Kiew hat auch vor Ort eine Militärkommandantur für die von ihr kontrollierten Gebiet eingerichtet. Die Kommandantur solle sich um die Aufrechterhaltung von Recht und Ordnung und die vorrangigen Bedürfnisse der Bevölkerung kümmern, sagte Oberbefehlshaber Olexander Syrskyj während einer Sitzung mit dem ukrainischen Präsidenten Wolodymyr Selenskyj. Zum Leiter der Kommandantur sei Generalmajor Eduard Moskaljow ernannt worden.
Ukrainische Truppen sollen nur militärische Ziele angreifen
Der ukrainische Präsidentenberater Mychajlo Podoljak beschrieb in einem Interview des russischen Oppositionsmediums „Meduza“ das Vorgehen bei der Operation: Unter anderem seien die ukrainischen Streitkräfte angewiesen, ausschließlich militärische Ziele anzugreifen und zu zerstören. Im Gegensatz zu den russischen Invasoren werde die Ukraine in besetzten Gebieten keine Statthalter einsetzen.
Der einzige Kontakt zur russischen Zivilbevölkerung sei die Unterstützung mit humanitärer Hilfe. Auch Podoljak betonte, dass es „kein Butscha auf russischem Gebiet“ geben werde.
Die ukrainischen Streitkräfte müssten nun ihre Positionen befestigen, sagte Podoljak weiter. Dies werde der Ukraine erlauben, „den Schauplatz der militärischen Operationen auf russischem Gebiet zu vergrößern“.
Dies würde auch politische Botschaften ermöglichen: „Das Versagen der russischen Verwaltung insgesamt aufzuzeigen, die mangelnde Bereitschaft, Entscheidungen zu treffen, die mangelnde Bereitschaft, zusätzliche Kräfte und Mittel dorthin zu bringen.“ Dementsprechend werde sich der Krieg auf das gesamte russische Staatsgebiet ausweiten, meinte Podoljak.
Schwierige Frontlage rund um den Donbass
Der ukrainische Oberkommandeur Olexander Syrskyj hatte Selenskyj Bericht über die Lage in Kursk und an anderen Frontabschnitten in der Ukraine erstattet. Vor allem im Osten rund um den Donbass waren die ukrainischen Verteidiger schwer in Bedrängnis geraten, da die russische Armee dort den Druck erhöht hatte.
Syrskyj und Selenskyj vereinbarten, dass die dort kämpfenden ukrainischen Truppen zusätzliche Waffensysteme aus den nächsten militärischen Hilfspaketen westlicher Partner erhalten sollten. Ob auch Verstärkungen in die Region beordert würden, wurde – wohl aus taktischen Gründen – nicht erwähnt.

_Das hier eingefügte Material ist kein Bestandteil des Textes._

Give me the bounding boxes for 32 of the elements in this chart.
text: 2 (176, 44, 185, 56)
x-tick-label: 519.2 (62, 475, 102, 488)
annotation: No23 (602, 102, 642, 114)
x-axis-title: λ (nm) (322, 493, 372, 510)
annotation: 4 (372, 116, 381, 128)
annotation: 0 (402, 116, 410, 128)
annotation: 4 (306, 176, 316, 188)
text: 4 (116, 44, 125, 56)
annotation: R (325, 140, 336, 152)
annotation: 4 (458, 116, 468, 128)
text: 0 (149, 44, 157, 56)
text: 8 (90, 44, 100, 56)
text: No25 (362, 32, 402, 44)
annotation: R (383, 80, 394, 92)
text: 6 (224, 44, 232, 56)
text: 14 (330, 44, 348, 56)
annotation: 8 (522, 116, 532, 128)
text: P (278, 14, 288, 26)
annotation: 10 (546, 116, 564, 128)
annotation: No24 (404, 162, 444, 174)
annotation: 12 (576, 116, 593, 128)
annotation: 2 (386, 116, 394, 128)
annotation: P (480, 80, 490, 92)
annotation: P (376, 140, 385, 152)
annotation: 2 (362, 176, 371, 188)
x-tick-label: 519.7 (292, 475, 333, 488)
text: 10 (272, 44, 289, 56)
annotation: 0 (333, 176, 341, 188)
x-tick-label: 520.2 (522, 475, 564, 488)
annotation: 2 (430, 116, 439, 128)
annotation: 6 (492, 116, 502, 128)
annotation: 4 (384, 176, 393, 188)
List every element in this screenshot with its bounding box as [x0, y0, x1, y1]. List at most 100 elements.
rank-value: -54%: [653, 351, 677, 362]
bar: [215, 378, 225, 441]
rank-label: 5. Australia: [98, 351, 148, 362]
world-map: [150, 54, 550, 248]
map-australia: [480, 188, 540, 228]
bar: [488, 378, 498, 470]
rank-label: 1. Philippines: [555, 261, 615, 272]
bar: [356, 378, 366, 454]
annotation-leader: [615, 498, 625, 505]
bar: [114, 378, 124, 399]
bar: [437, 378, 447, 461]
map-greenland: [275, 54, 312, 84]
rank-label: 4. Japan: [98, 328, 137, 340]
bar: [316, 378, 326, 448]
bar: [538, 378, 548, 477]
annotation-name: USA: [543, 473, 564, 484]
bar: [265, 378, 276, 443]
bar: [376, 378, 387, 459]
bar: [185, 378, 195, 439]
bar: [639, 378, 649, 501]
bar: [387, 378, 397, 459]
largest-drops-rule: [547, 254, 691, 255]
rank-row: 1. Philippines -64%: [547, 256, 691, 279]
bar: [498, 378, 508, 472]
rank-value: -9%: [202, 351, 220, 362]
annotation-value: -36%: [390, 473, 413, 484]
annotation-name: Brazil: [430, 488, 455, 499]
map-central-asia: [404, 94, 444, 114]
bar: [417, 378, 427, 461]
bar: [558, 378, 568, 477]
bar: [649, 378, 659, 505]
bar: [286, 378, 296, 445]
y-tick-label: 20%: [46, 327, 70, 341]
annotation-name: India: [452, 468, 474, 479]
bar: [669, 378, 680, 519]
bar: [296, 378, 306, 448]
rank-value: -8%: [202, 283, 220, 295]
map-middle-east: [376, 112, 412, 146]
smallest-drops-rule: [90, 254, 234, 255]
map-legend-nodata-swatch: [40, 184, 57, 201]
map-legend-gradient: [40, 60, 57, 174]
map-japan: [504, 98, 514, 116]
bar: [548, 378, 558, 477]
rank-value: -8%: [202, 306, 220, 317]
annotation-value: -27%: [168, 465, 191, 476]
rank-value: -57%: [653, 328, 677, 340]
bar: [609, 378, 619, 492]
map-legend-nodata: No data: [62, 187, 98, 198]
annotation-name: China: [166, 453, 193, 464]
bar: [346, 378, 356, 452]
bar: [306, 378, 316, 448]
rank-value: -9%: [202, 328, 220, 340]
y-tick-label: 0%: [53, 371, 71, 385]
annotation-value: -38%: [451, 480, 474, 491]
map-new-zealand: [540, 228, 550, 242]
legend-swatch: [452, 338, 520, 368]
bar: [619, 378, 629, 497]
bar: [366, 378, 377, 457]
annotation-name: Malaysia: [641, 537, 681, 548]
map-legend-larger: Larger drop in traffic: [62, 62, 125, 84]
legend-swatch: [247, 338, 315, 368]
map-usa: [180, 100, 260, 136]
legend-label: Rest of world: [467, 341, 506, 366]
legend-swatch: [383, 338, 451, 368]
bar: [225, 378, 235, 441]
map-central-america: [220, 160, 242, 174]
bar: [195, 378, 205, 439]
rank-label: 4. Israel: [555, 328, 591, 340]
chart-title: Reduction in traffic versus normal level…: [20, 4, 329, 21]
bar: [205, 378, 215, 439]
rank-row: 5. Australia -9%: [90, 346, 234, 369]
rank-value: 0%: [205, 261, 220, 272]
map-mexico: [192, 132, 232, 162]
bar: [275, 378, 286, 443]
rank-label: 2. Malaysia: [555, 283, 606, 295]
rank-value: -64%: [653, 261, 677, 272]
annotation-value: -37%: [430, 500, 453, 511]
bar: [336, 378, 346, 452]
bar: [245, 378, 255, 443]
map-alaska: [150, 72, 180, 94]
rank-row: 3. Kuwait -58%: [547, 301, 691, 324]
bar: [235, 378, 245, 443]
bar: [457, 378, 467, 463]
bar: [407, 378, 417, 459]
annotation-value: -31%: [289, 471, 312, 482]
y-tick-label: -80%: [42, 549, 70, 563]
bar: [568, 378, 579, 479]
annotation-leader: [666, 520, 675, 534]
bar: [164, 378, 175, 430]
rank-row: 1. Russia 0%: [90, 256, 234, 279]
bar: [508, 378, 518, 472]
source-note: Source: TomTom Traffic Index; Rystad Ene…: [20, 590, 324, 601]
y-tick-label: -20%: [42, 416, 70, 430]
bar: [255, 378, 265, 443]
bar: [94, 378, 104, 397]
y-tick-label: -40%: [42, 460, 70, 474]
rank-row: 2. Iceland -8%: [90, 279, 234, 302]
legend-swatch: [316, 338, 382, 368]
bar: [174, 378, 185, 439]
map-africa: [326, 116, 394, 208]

Am Donnerstag gab es entlang einer rund 18 Kilometer langen Front auf russischem Territorium noch immer Gefechte. Das Verteidigungsministerium in Moskau teilte mit, seine Streitkräfte hätten ukrainische Drohnen über der russischen Oblast Belgorod abgeschossen. Diese grenzt an Kursk und die Ukraine. Zudem hätten russische Bomber vom Typ Suchoi-34 ukrainische Stellungen in Kursk beschossen, erklärte das Ministerium.
Die ukrainischen Streitkräfte sollen in der Region Kursk nach russischen Schätzungen knapp 12.000 Mann stark sein. Unter ihnen seien auch ausländische Söldner, sagte der aus Tschetschenien stammende General Apty Alaudinow, Befehlshaber der in der Ukraine kämpfenden tschetschenischen Streitkräfte und ein Verbündeter von Russlands Präsident Wladimir Putin.
„Man konnte überall polnische, englische und französische Stimmen hören“, behauptete Alaudinow in einem Fernsehinterview, aus dem die Staatsagentur Tass zitierte. Nach seinen Worten seien die meisten Söldner bereits „eliminiert“ worden. Weder seine Angaben noch die der ukrainischen Seite ließen sich unabhängig überprüfen.
Bezirk Gluschkow wird evakuiert – Ausnahmezustand in Belgorod
Angesichts des Vormarsches der ukrainischen Streitkräfte haben die Behörden die Evakuierung des Bezirks Gluschkow in der russischen Grenzregion Kursk angeordnet.
Der amtierende Gouverneur Alexej Smirnow teilt über den Nachrichtendienst Telegram mit, dass die Polizei und andere staatliche Stellen die Evakuierung koordinieren werden. In dem Bezirk, der direkt an die Ukraine grenzt, leben rund 20.000 Menschen.
Das russische Katastrophenschutzministerium hat derweil auch für die Oblast Belgorod den föderalen Ausnahmezustand ausgerufen. Dieser wurde bereits über die angrenzende Oblast Kursk verhängt. Minister Alexander Kurenko erklärt mit Blick auf Belgorod, die Lage dort bleibe komplex und angespannt. „Infolge der Terroranschläge ukrainischer bewaffneter Gruppen in der Oblast Belgorod wurden Wohnhäuser und Infrastruktureinrichtungen beschädigt, es gibt Tote und Verletzte.“
Die Ukraine hatte am Mittwochabend erklärt, ihre grenzüberschreitende Offensive sei seit Tagesbeginn ein bis zwei Kilometer in die Region Kursk vorgedrungen. Zudem hätten ukrainische Truppen die russische Grenzstadt Sudscha von Moskaus Streitkräften befreit. Mindestens 200.000 Menschen wurden bereits aus der Region evakuiert.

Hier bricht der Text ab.